What kind of Black villain do we want?

I don't know that I have the answer for this. 

It should be said that in each of these cases, there is a potentially worse villain. In Men, most of the most malevolent behavior is given to Kinnear's character, even if he might ultimately be imaginary, some sort of manifestation of the main character's trauma over the death of her husband. In Sissy, we're supposed to end up hating the white bully the most, because not only did she trigger Sissy when she was younger, but it's her failure to bury the hatchet that causes the bachelorette party to go off the rails. In EH2, a white factory owner is ultimately arrested for his nefarious role in knowingly using phosphorous that was fatally poisoning the girls who worked in his match factory.

But I'd be lying if I didn't say that I lingered on the three portrayals of the Black villains -- that should be an obvious statement given how much I've just written about them. 

I think there is a Stage 5 in this trajectory toward greater enlightenment, though it's a pie-in-the-sky stage that will take a lot longer to arrive:

5) Forgetting about race entirely when watching movie characters.

And this one will be truly hard to attain, but it's out there, somewhere, as a potential endpoint to this whole discussion. If we can one day slough off all our preconceived baggage about skin color and how to justly portray characters who have that skin color, it might one day truly not matter who plays what role, and what the filmmakers may be saying -- even if accidentally -- by making such choices. 

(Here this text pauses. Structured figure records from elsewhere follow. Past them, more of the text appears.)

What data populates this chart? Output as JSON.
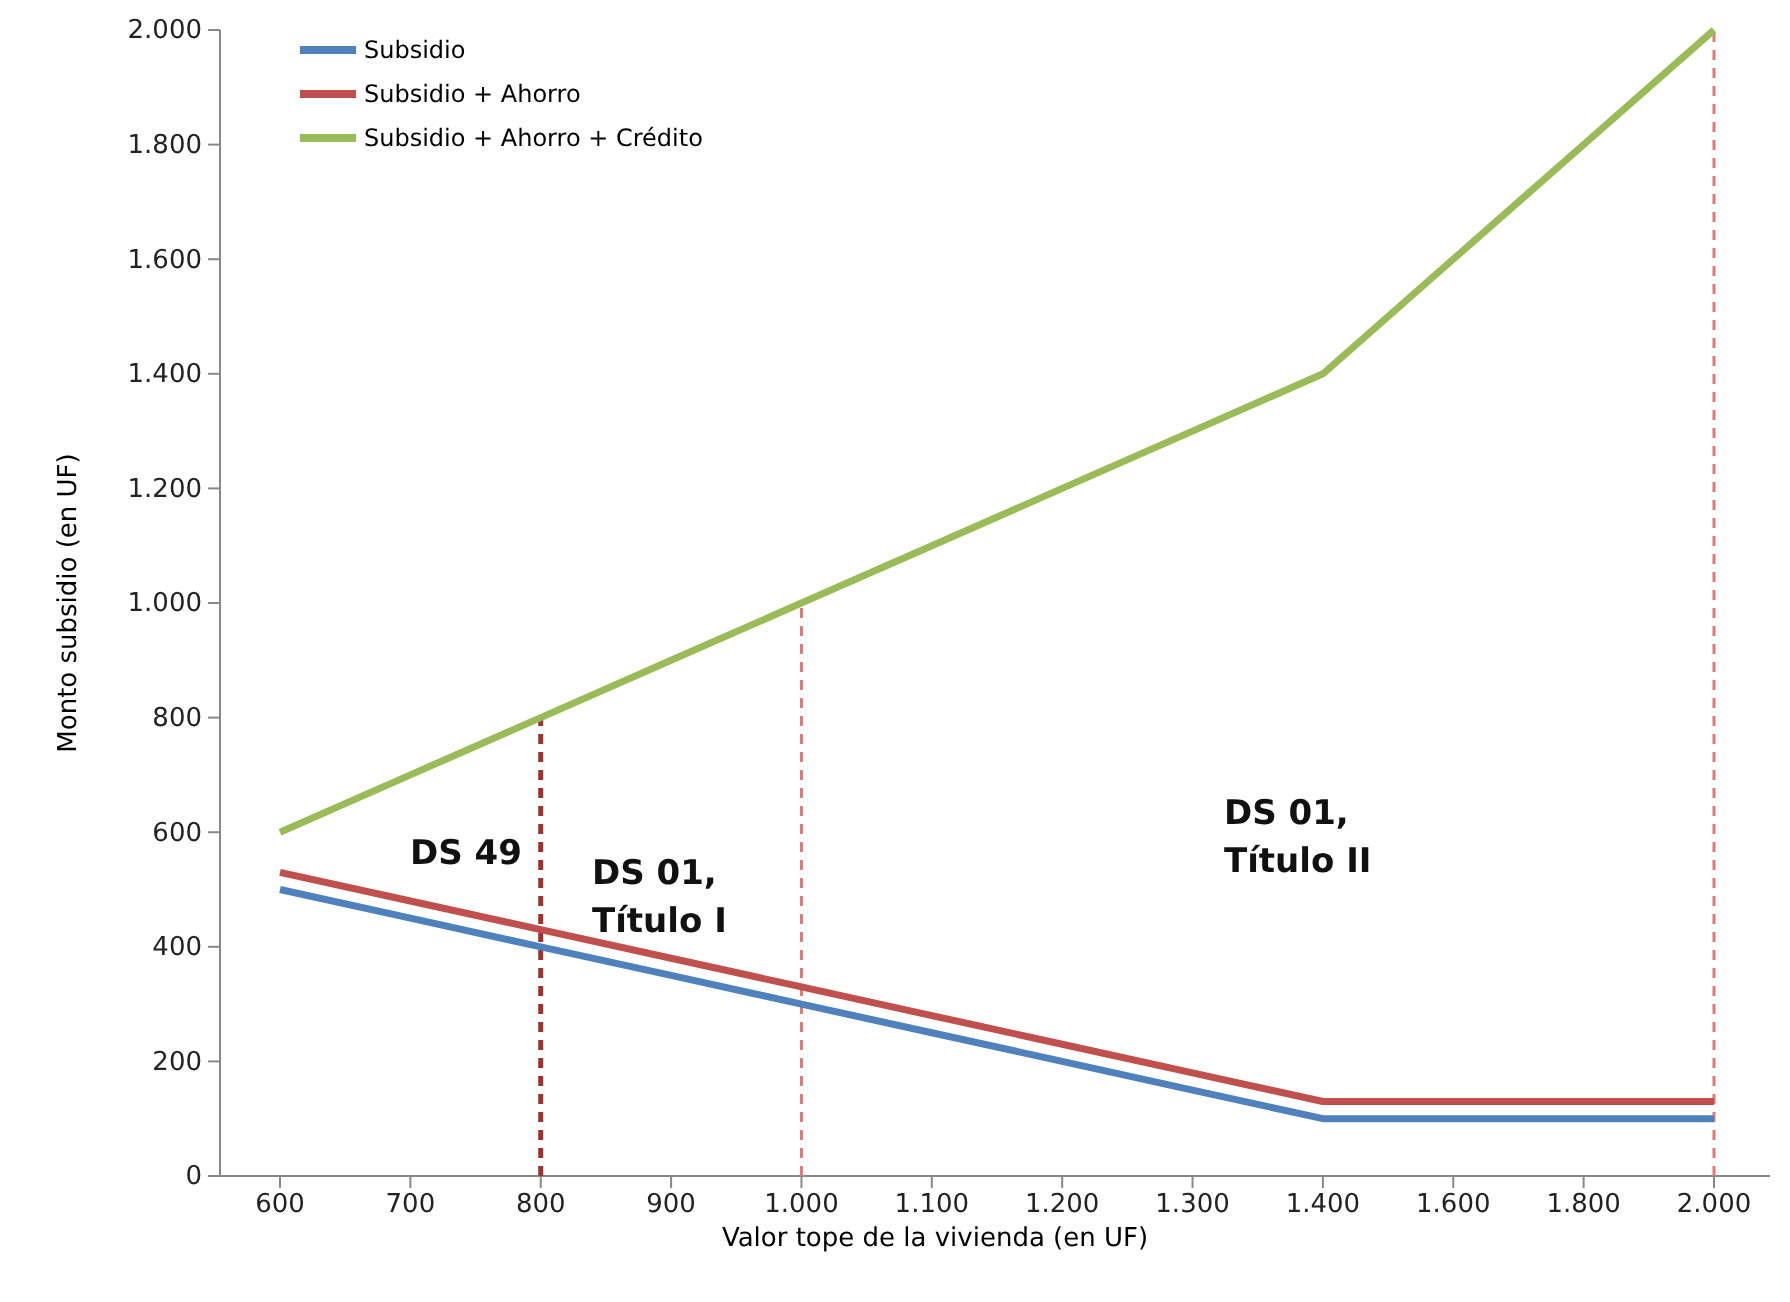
{
  "chart_data": {
    "type": "line",
    "xlabel": "Valor tope de la vivienda (en UF)",
    "ylabel": "Monto subsidio  (en UF)",
    "categories": [
      "600",
      "700",
      "800",
      "900",
      "1.000",
      "1.100",
      "1.200",
      "1.300",
      "1.400",
      "1.600",
      "1.800",
      "2.000"
    ],
    "series": [
      {
        "name": "Subsidio",
        "color": "#4f81bd",
        "values": [
          500,
          450,
          400,
          350,
          300,
          250,
          200,
          150,
          100,
          100,
          100,
          100
        ]
      },
      {
        "name": "Subsidio + Ahorro",
        "color": "#c0504d",
        "values": [
          530,
          480,
          430,
          380,
          330,
          280,
          230,
          180,
          130,
          130,
          130,
          130
        ]
      },
      {
        "name": "Subsidio + Ahorro + Crédito",
        "color": "#9bbb59",
        "values": [
          600,
          700,
          800,
          900,
          1000,
          1100,
          1200,
          1300,
          1400,
          1600,
          1800,
          2000
        ]
      }
    ],
    "ylim": [
      0,
      2000
    ],
    "yticks": [
      0,
      200,
      400,
      600,
      800,
      {
        "value": 1000,
        "label": "1.000"
      },
      {
        "value": 1200,
        "label": "1.200"
      },
      {
        "value": 1400,
        "label": "1.400"
      },
      {
        "value": 1600,
        "label": "1.600"
      },
      {
        "value": 1800,
        "label": "1.800"
      },
      {
        "value": 2000,
        "label": "2.000"
      }
    ],
    "ref_lines": [
      {
        "axis": "x",
        "value": "800",
        "color": "#a0302c",
        "line_style": "dashed"
      },
      {
        "axis": "x",
        "value": "1.000",
        "color": "#e07a76",
        "line_style": "dashed"
      },
      {
        "axis": "x",
        "value": "2.000",
        "color": "#e07a76",
        "line_style": "dashed"
      }
    ],
    "annotations": [
      "DS 49",
      "DS 01,\nTítulo I",
      "DS 01,\nTítulo II"
    ],
    "legend": "top left",
    "grid": false,
    "marker": "none",
    "line_style": "solid"
  }
}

I'd like to get this stage because I don't want to have to think about this stuff each time a casting director makes choices like they made in Men, Sissy and Enola Holmes 2. These were commendable choices with excellent intentions, choices made with the aim of getting us to Stage 5 sooner. If no one makes these choices, we truly won't ever get there. 

Until then, though, there'll be a fine line to walk between putting characters of color on a pedestal, and making them guilty of craven things that remind bad people of their oldest and deepest prejudices.